The society has gathered more than 70 oral histories from early Henderson residents, hosts the occasional lecture for its “Henderson Speaks” series and has held photo identification sessions, where people are asked to come out and help identify people and events in old photographs. Also, the society recently hired an executive director, and it has ideas in the pipeline for projects geared toward elementary school students.

“You always have to have a critical mass of people who are willing to be involved, and willing to keep working and willing to keep doing the projects,” Hall-Patton said.

But they aren’t the first people of Henderson who were interested in preserving its history.

According to Hall-Patton, the Clark County Museum came out of a subcommittee of the Henderson Chamber of Commerce in 1967.

“There wouldn’t be a museum here if they hadn’t seen a need for a recognition of the history of Southern Nevada,” Hall-Patton said.

Starting now

Hall-Patton, who has been running museums for 38 years all over the country, said there are unique opportunities for a newer community such as Henderson to begin collecting the area’s history now, rather than later.

“The opportunities are interesting, because at this point, you can have one of the people who helped incorporate the city — one of the first city council people, on the (historical society) board,” Hall-Patton said. “You are not going to be sitting there looking at each other, saying, ‘I wish we had talked to X,’ because he’s sitting next to you.”

Hall-Patton is referring to 92-year-old Lou La Porta, who serves as the historical society’s president.

La Porta has lived in Henderson since his honorable discharge in 1945 from the armed forces after serving as a bombardier during World War II. He was part of the original team that steered the town into cityhood, served as a Henderson councilman from 1953 to 1959, and is now leading the historical society in its efforts.

“If you live in an area and don’t know what it’s all about, then you’re lost,” La Porta said.

It’s also much easier, Hall-Patton said, for an accurate photo history to be collected from a newer community like Henderson compared with one that was founded 300 years ago.

“Try finding those early photographs, even ones from 100 years ago,” he said. “Unless you’re lucky and somebody donated them, it’s very hard to find. Here, they’re out there and in private hands many times. So that, 50 years, or 100 years from now, it’s not going to be, ‘I wish we had done this.’ It will be, ‘Thank you for doing it.’”

Hahn agreed.

“That’s why the historical society is important now, instead of trying to develop something 100 years from now, and go back, and think about, ‘what was it?’” she said.

Rich history

While Hahn, Starr, Watson and La Porta-Haynes have a personal interest in telling the city’s story seeing as they grew up here, people who are new to the community, whose population now stands at 285,667, should, too.

Hall-Patton said Henderson’s history is wrapped up strongly with that of the United States.

“The impact of World War II, the impact on the West, the impact of water, the impact of gaming, the impact of war industries,” he said. “Even the growth of bedroom communities and suburbia. All of that is part of the story of Henderson.”

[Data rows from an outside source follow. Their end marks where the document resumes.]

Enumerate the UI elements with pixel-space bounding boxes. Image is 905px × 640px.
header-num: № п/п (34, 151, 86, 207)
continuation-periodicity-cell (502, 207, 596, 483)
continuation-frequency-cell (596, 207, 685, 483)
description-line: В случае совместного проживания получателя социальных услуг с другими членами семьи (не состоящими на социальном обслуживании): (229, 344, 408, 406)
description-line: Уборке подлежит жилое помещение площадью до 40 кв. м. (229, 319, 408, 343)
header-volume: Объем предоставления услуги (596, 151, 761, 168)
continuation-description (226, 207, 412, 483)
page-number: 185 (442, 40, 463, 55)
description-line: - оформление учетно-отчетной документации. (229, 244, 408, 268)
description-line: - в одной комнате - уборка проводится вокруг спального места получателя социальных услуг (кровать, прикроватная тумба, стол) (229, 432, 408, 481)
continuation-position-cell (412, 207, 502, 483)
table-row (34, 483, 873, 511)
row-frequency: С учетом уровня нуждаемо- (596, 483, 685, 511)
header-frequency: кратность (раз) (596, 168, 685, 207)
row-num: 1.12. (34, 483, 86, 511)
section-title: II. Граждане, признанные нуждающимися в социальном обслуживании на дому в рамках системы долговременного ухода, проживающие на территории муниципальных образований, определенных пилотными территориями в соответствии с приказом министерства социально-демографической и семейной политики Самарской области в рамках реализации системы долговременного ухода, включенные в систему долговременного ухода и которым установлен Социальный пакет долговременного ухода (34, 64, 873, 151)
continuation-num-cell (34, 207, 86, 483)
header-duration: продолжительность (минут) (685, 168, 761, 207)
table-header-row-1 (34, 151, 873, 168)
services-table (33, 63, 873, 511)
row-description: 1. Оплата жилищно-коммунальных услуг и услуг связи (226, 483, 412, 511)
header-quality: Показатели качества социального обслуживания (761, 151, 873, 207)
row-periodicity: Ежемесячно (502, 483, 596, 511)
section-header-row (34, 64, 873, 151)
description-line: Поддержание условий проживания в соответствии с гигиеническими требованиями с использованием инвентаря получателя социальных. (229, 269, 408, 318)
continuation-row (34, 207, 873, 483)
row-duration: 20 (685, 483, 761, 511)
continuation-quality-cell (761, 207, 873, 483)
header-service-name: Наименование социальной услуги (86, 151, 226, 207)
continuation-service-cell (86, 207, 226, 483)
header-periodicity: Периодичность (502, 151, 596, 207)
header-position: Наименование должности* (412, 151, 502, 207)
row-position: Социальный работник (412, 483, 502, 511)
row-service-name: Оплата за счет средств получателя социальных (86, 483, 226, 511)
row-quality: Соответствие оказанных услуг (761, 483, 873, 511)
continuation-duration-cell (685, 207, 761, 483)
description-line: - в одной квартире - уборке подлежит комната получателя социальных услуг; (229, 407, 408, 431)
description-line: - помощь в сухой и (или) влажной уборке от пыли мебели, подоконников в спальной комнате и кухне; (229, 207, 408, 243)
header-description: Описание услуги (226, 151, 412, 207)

Because many of the people who live in Henderson are from somewhere else, it can be challenging to tell that story.

“Wherever you move to, it’s always the way you find it whenever you get there,” he said. “You do have to work a little bit because you’re starting from zero, or maybe below zero, to get to where people have a sense of the history. It’s very hard for people to understand, how did it get to that point. That’s the story that the historical society, as I see it, is trying to tell, and help people understand that there’s a really rich history here.”